Charles Barkley, Paul Coffey and Wayne Gretzky. Image by: Getty Images
Paul Coffey and NBA Hall of Famer Charles Barkley joined Wayne Gretzky during his press conference at the Stanley Cup final. Here's what we learned.
NASHVILLE — Five things we learned from the Wayne Gretzky news conference that was crashed by Paul Coffey and, of all people, Charles Barkley.
1. THE NHL APPARENTLY DIDN’T EXIST BEFORE EXPANSION
It’s hard to disagree with the No. 1 choice, the 1984-85 Edmonton Oilers. Two series sweeps and six Hall of Famers, including Gretzky, who established a record with 47 playoff points that might never be broken. Consider that this year’s playoff leader, Evgeni Malkin, would need 21 points in the final four games of this year’s playoffs to tie Gretzky.
But the fans who voted on the top teams obviously have no sense of history. Not a single one of the top 10 teams was from the pre-expansion era. The 1955-56 Montreal Canadiens went 45-15-10 and were the league’s first 100-point team, finishing 24 points ahead of the second place team, before going 8-2 in the playoffs en route to winning the Stanley Cup. The 1943-44 Canadiens had an .830 winning percentage and went 8-1 in the playoffs. Seriously? No love for the Detroit Red Wings 1950s dynasty or the Toronto Maple Leafs of the 1960s.

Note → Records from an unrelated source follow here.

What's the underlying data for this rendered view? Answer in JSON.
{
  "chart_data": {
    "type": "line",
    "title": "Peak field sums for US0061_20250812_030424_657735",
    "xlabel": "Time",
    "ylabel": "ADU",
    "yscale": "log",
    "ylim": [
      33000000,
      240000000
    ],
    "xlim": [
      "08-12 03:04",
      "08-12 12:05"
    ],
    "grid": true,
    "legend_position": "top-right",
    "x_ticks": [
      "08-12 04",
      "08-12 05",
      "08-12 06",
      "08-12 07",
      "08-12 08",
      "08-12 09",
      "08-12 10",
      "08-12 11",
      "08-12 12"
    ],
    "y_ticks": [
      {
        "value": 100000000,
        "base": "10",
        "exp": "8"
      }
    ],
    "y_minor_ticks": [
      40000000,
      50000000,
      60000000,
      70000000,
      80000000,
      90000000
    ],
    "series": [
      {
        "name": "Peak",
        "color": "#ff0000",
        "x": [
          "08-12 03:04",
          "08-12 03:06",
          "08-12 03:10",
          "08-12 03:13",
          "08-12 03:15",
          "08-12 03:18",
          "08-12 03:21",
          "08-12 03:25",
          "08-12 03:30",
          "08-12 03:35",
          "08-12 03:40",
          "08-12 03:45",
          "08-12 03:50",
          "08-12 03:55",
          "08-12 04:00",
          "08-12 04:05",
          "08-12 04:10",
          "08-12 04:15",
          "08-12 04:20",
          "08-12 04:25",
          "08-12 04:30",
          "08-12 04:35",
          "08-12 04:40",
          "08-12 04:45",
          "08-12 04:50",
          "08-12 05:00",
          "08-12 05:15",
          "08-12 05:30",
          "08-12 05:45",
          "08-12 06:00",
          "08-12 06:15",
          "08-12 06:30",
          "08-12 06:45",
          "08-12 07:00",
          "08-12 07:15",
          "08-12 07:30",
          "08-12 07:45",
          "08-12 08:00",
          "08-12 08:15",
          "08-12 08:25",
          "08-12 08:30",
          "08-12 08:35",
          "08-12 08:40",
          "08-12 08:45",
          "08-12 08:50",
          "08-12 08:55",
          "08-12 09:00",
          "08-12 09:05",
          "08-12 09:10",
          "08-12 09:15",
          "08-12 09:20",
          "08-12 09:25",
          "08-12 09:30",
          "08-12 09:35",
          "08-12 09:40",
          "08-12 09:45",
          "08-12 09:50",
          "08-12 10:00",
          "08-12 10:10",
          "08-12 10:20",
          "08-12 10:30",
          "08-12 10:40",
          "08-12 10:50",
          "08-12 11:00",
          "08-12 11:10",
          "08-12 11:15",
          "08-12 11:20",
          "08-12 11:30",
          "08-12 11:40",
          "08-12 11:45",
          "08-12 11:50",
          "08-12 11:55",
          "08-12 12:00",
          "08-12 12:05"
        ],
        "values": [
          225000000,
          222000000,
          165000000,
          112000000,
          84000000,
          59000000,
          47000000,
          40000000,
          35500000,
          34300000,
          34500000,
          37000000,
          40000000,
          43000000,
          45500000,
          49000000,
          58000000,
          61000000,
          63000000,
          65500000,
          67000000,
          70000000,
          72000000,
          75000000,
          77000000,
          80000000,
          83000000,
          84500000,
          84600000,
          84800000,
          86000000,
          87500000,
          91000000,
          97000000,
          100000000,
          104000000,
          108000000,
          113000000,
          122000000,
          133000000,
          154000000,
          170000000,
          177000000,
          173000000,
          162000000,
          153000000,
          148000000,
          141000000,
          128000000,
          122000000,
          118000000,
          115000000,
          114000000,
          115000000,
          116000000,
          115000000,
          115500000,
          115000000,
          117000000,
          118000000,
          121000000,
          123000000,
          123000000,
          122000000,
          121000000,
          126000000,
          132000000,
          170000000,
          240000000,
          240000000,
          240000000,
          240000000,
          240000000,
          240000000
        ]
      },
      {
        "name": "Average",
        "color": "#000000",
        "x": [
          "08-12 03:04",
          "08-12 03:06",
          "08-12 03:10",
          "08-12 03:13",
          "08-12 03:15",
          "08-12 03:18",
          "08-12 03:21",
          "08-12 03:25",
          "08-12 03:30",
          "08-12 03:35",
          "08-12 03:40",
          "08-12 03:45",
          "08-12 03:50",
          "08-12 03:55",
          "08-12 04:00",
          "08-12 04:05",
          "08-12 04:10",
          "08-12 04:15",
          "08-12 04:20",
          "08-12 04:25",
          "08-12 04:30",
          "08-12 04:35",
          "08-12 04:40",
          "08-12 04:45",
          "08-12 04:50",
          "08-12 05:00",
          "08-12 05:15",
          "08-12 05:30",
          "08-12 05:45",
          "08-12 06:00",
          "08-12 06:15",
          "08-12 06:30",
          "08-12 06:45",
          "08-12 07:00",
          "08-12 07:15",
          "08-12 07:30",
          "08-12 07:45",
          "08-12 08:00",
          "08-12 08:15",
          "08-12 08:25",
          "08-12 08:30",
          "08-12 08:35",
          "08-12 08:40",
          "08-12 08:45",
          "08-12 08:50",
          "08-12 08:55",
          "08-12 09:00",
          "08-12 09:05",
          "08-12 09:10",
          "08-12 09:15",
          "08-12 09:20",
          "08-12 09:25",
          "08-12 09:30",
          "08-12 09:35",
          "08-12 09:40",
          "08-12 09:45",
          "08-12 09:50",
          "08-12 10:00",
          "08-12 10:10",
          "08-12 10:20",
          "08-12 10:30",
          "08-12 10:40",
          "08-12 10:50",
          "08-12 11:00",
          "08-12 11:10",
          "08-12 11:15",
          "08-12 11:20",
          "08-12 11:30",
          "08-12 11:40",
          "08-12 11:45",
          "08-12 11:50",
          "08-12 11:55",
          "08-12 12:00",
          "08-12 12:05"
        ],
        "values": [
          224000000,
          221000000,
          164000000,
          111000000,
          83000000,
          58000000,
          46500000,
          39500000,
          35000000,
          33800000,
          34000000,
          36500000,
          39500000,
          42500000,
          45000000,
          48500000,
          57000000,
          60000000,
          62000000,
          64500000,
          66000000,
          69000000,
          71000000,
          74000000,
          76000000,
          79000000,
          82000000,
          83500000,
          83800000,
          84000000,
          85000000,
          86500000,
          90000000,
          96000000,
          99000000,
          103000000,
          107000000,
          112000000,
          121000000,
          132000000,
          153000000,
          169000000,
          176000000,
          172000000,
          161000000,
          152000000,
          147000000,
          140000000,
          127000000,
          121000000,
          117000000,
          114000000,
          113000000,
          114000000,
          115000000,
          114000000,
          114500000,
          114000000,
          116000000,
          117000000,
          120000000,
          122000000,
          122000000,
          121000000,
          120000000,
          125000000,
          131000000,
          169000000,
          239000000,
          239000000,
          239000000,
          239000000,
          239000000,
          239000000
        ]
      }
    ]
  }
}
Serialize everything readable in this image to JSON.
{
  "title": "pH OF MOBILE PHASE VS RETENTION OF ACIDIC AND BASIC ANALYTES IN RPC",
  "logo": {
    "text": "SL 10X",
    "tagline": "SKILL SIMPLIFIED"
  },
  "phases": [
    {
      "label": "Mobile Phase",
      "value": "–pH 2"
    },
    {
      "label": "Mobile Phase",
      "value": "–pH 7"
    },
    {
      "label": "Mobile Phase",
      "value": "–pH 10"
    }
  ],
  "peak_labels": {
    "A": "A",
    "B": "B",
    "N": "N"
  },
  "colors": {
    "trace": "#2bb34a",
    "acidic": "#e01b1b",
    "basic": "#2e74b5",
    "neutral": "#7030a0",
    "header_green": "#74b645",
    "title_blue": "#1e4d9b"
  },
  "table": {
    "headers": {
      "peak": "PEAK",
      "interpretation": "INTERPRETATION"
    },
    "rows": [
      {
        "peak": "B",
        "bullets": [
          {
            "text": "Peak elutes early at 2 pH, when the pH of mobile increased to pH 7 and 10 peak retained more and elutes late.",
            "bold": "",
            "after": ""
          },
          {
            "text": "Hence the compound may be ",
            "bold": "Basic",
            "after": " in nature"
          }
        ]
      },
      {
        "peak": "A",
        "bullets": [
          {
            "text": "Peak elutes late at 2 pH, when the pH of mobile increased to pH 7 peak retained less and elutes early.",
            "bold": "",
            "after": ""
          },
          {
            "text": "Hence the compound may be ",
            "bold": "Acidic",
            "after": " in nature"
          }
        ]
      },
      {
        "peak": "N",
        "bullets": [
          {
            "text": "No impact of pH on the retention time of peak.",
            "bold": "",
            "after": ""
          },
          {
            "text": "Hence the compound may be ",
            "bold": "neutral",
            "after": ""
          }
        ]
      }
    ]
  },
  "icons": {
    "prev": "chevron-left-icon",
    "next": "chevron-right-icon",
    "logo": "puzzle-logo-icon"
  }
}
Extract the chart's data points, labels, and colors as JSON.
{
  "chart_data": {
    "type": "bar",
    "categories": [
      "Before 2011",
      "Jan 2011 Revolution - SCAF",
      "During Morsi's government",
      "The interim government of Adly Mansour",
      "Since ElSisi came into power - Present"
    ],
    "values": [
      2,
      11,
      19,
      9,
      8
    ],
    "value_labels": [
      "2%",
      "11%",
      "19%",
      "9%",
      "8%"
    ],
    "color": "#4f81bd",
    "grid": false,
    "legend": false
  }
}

For Gretzky’s part, he said he would have picked the 1986-87 Oilers as the best team ever. That team finished fifth in voting, with four of the Oilers’ Stanley Cup teams in the top 10. Of the non-Oiler teams, he liked the 1970-71 Montreal Canadiens. As far as which team would be the most difficult opponent, he said it would be the 1990-91 Pittsburgh Penguins.
“The only question would have been is Coffey on our team or their team?” Gretzky said. “We would have taken him back.”
2. CHARLES BARKLEY REALLY, REALLY LIKES HOCKEY
NHL commissioner Gary Bettman invited Barkley to the Stanley Cup final after he said some nice things about hockey. But Barkley said his love for the game goes back to the Birmingham Bulls of the World Hockey Association and his relationship with former Flyers goalie Ron Hextall when he played in Philadelphia.
“Biggest hockey fan in North America,” Gretzky said, pointing to Barkley. “Literally. But I’m going on a diet,” Barkley said.
3. CHARLES BARKLEY HAS NO FILTER
Ever the outspoken one, Barkley did not hesitate to point out the NHL playoffs have been far more compelling than the NBA post-season.
“The playoffs in hockey have been amazing,” Barkley said. “Obviously, I’m not breaking earth-shattering news, the NBA playoffs have not been very good. The best thing about my job (as a television analyst) is that for two straight months I get NHL playoffs in a room with 20 televisions and I watch pretty much every single hockey game. It has not been a lot of fun broadcasting games.”
4. PAUL COFFEY REALLY, REALLY LIKES THE PREDATORS DEFENSE CORPS
What’s not to like? The Predators defense, which is anchored by a top four of Roman Josi, Ryan Ellis, P.K. Subban and Mattias Ekholm, is a huge part of the Predators success. They dictate the pace of the game and are not the least bit hesitant of pinching and getting involved offensively. Coffey, one of the greatest skaters among defensemen and arguably the most prolific offensive defenseman in NHL history, likes what he sees.
“To me, all six of them play the game the way the game should be played,” Coffey said. “Not a lot of plays are safe. They make a great first pass stick-to-stick and they could play in any single era.”
5. GRETZKY AVERAGED FIVE POINTS A GAME IN NASHVILLE
OK, it was only one game, but it was an epic performance. In his only appearance ever in Nashville, Gretzky had five assists in a 7-4 win by his New York Rangers on Feb. 15, 1999, just two months before his illustrious career came to an end. Gretzky would go on to play 16 more games in the NHL, but that five-assist performance was the last great offensive explosion of his career.
“I remember I was thinking, ‘I hope I have a good game because this is going to be the only time I ever play in Nashville,’ ” Gretzky said. “And you always remember players by the one time you saw them. I was fired up to play and I was ready to play and I was excited to play and thankfully I had a really good game that night.”